Cloud collaboration company lets its customers Huddle with users in different organisations
Cloud collaboration and content management service Huddle has launched Unlimited Enterprise, which allows businesses to work with external organisations.
Enterprise collaboration firms have a problem – their customers may be really keen on the product, but most of them are inevitably working with people outside their company and unless those partners adopt the same product, its benefits stop there. Huddle’s answer is to let its customers’ partners use the product for free – and it also added a 99.9 perent uptime guarantee to underline its enterprise credentials and reassure cloud-wary IT managers.
Huddle says that 93 percent of its customers work with at least one external organisation, with the average business working with 25 other companies. It claims that United Enterprise can cover this ecosystem, as it allows ‘lite’ users outside the company to join the Huddle service for free. They can then view or download content, comment on documents, tasks, whiteboards and discussions.
The Unlimited Enterprise package also includes unlimited workspaces and API access, advanced customisation options, full mobile access, data export, AD integration and global support.
“Huddle is inherently social, connecting all users – internal and external – on one secure cloud platform,” commented Alastair Mitchell, CEO of Huddle. “With our Unlimited Enterprise offering, CIOs don’t need to worry about costs spiraling out of control as lite users are added at no additional cost.”
“Traditional collaboration services, like SharePoint, lock information and people in silos. They were designed in a pre-internet era with the purpose of keeping content inside the firewall and the outside world, out,” he added. “This is true cloud collaboration and it’s hugely exciting.”
Huddle has also promised that users will experience zero downtime, even during the 13 product updates that happen each year. Huddle uptime over the last 90 days has been 99.995 percent and the company has promised financial compensation, not just service credits, if it fails to fulfil its promise.
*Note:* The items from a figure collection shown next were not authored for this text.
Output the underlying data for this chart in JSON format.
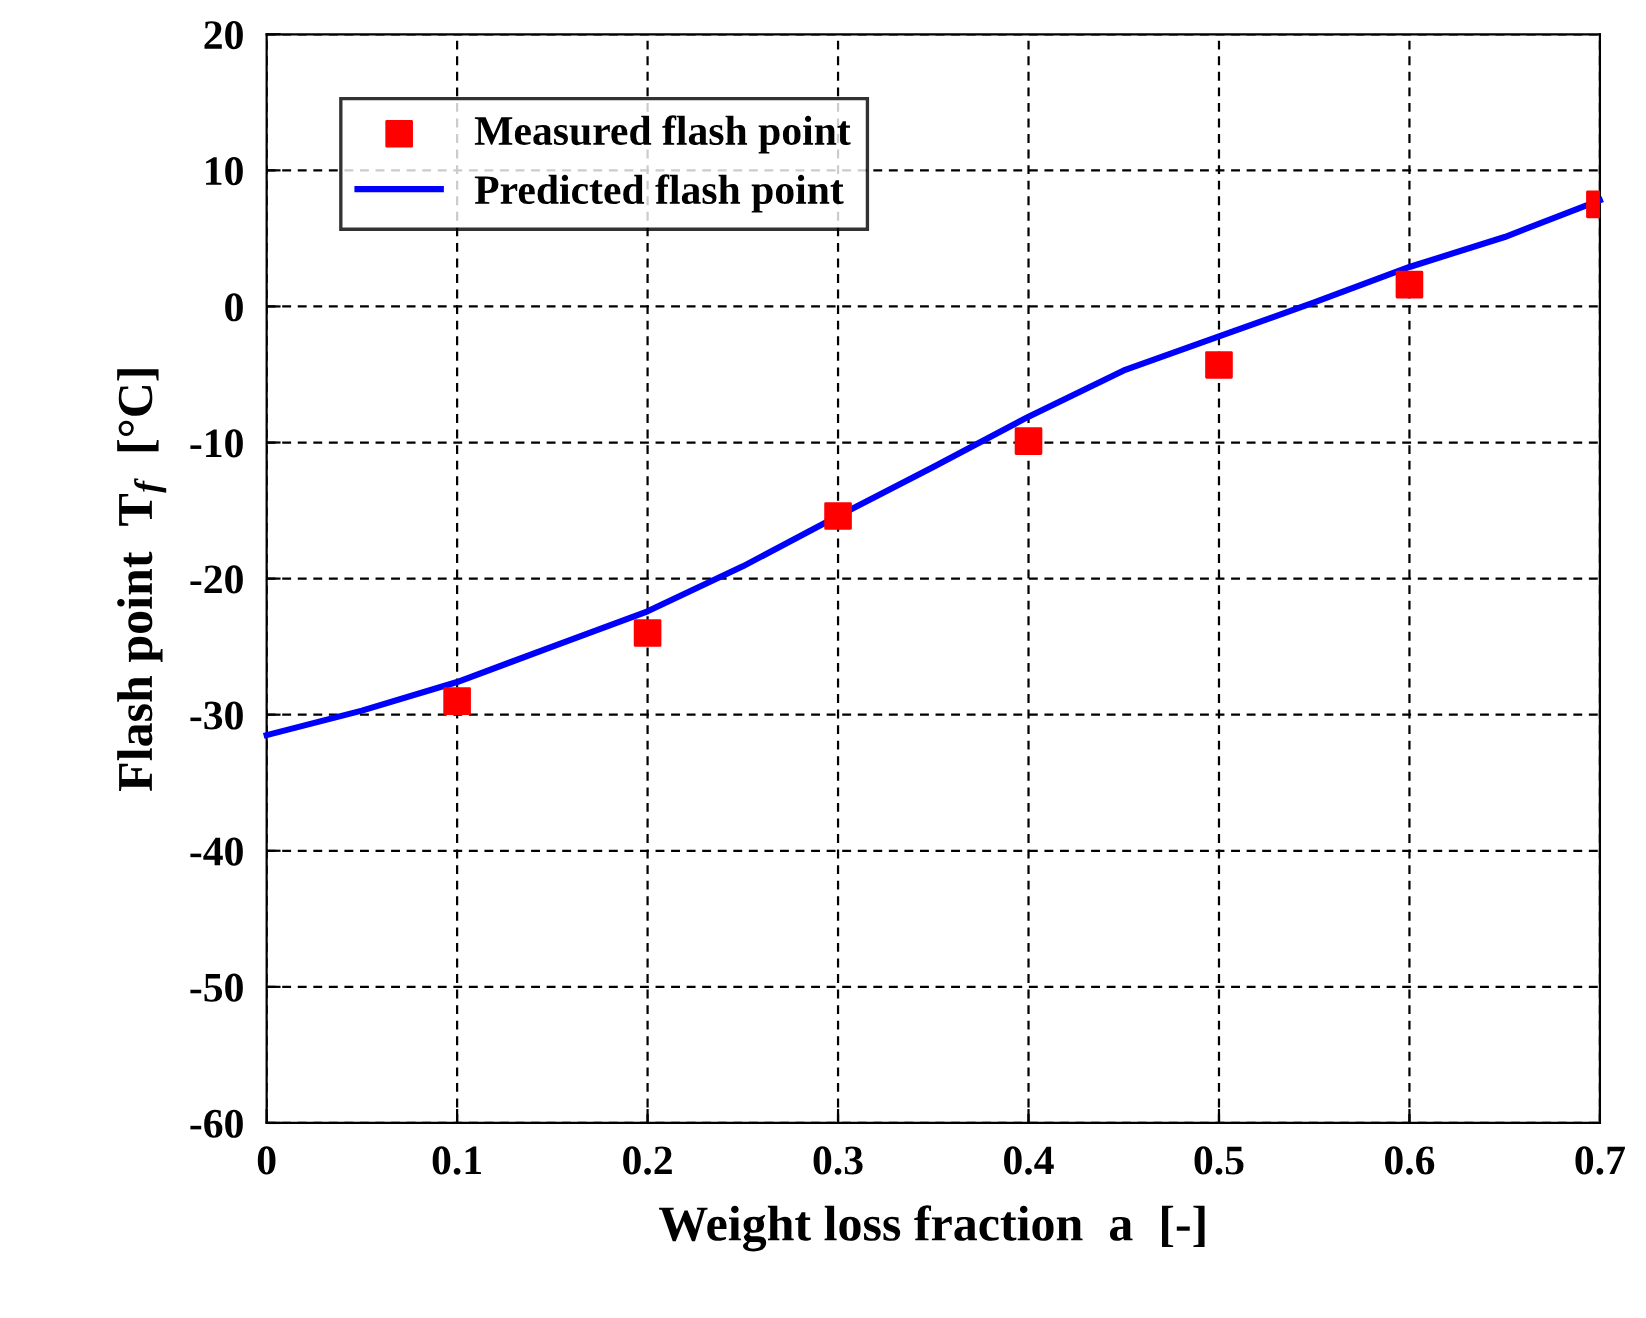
{
  "chart_data": {
    "type": "line",
    "xlabel": "Weight loss fraction  a  [-]",
    "ylabel": "Flash point  T$_{f}$  [°C]",
    "xlim": [
      0,
      0.7
    ],
    "xticks": [
      0,
      0.1,
      0.2,
      0.3,
      0.4,
      0.5,
      0.6,
      0.7
    ],
    "ylim": [
      -60,
      20
    ],
    "yticks": [
      -60,
      -50,
      -40,
      -30,
      -20,
      -10,
      0,
      10,
      20
    ],
    "grid": true,
    "legend": "top left",
    "series": [
      {
        "name": "Measured flash point",
        "type": "scatter",
        "marker": "square",
        "color": "#ff0000",
        "x": [
          0.1,
          0.2,
          0.3,
          0.4,
          0.5,
          0.6,
          0.7
        ],
        "values": [
          -29,
          -24,
          -15.4,
          -9.9,
          -4.3,
          1.6,
          7.5
        ]
      },
      {
        "name": "Predicted flash point",
        "color": "#0000ff",
        "x": [
          0,
          0.05,
          0.1,
          0.15,
          0.2,
          0.25,
          0.3,
          0.35,
          0.4,
          0.45,
          0.5,
          0.55,
          0.6,
          0.65,
          0.7
        ],
        "values": [
          -31.5,
          -29.7,
          -27.6,
          -25,
          -22.4,
          -19.1,
          -15.4,
          -11.8,
          -8.1,
          -4.7,
          -2.2,
          0.3,
          2.9,
          5.1,
          7.8
        ]
      }
    ]
  }
}
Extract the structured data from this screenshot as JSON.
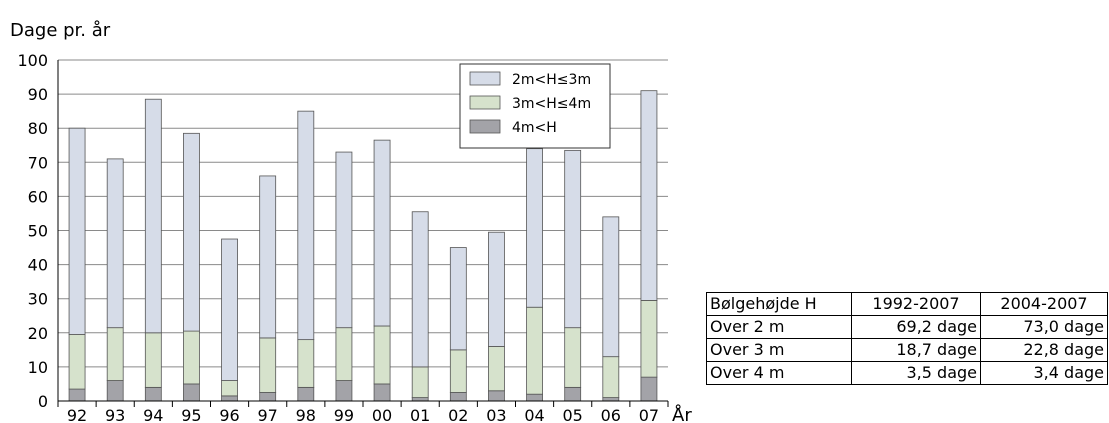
{
  "chart_data": {
    "type": "bar",
    "stacked": true,
    "ylabel": "Dage pr. år",
    "xlabel": "År",
    "ylim": [
      0,
      100
    ],
    "yticks": [
      0,
      10,
      20,
      30,
      40,
      50,
      60,
      70,
      80,
      90,
      100
    ],
    "grid": true,
    "legend_position": "top-right",
    "categories": [
      "92",
      "93",
      "94",
      "95",
      "96",
      "97",
      "98",
      "99",
      "00",
      "01",
      "02",
      "03",
      "04",
      "05",
      "06",
      "07"
    ],
    "series": [
      {
        "name": "4m<H",
        "color": "#a3a3a8",
        "values": [
          3.5,
          6,
          4,
          5,
          1.5,
          2.5,
          4,
          6,
          5,
          1,
          2.5,
          3,
          2,
          4,
          1,
          7
        ]
      },
      {
        "name": "3m<H≤4m",
        "color": "#d6e2cc",
        "values": [
          16,
          15.5,
          16,
          15.5,
          4.5,
          16,
          14,
          15.5,
          17,
          9,
          12.5,
          13,
          25.5,
          17.5,
          12,
          22.5
        ]
      },
      {
        "name": "2m<H≤3m",
        "color": "#d6dce8",
        "values": [
          60.5,
          49.5,
          68.5,
          58,
          41.5,
          47.5,
          67,
          51.5,
          54.5,
          45.5,
          30,
          33.5,
          46.5,
          52,
          41,
          61.5
        ]
      }
    ],
    "legend_order": [
      2,
      1,
      0
    ]
  },
  "table": {
    "header": [
      "Bølgehøjde H",
      "1992-2007",
      "2004-2007"
    ],
    "rows": [
      [
        "Over 2 m",
        "69,2 dage",
        "73,0 dage"
      ],
      [
        "Over 3 m",
        "18,7 dage",
        "22,8 dage"
      ],
      [
        "Over 4 m",
        "3,5 dage",
        "3,4 dage"
      ]
    ]
  }
}
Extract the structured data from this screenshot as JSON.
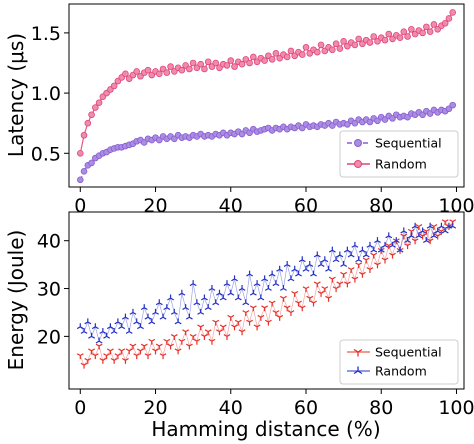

“Many cloud providers offer uptime guarantees, but these agreements don’t cover scheduled downtime for maintenance so are in reality far lower than their headline number,” said Mitchell. “Downtime is downtime, regardless of whether it’s scheduled or not, and such guarantees are useless if your service is down for hours over the weekend and you need to access information.”
Finally, Huddle has widened the eligibility criteria for its donation programme, meaning that more non-profit organisations can get the service for free. Huddle says it has already donated to thousands of non-profit organisations to the tune of $3 million (£1.9m) and its users include Comic Relief, World Wildlife Fund and UNICEF.
Established in 2006, Huddle is used by over 100,000 businesses and organisations use its services, including more than 60 percent of central government departments, including the Cabinet Office and the Department for Business, Innovations and Skills. In July, Huddle claimed that it was the first ever software-as-a-service system to be cleared to handle restricted government information.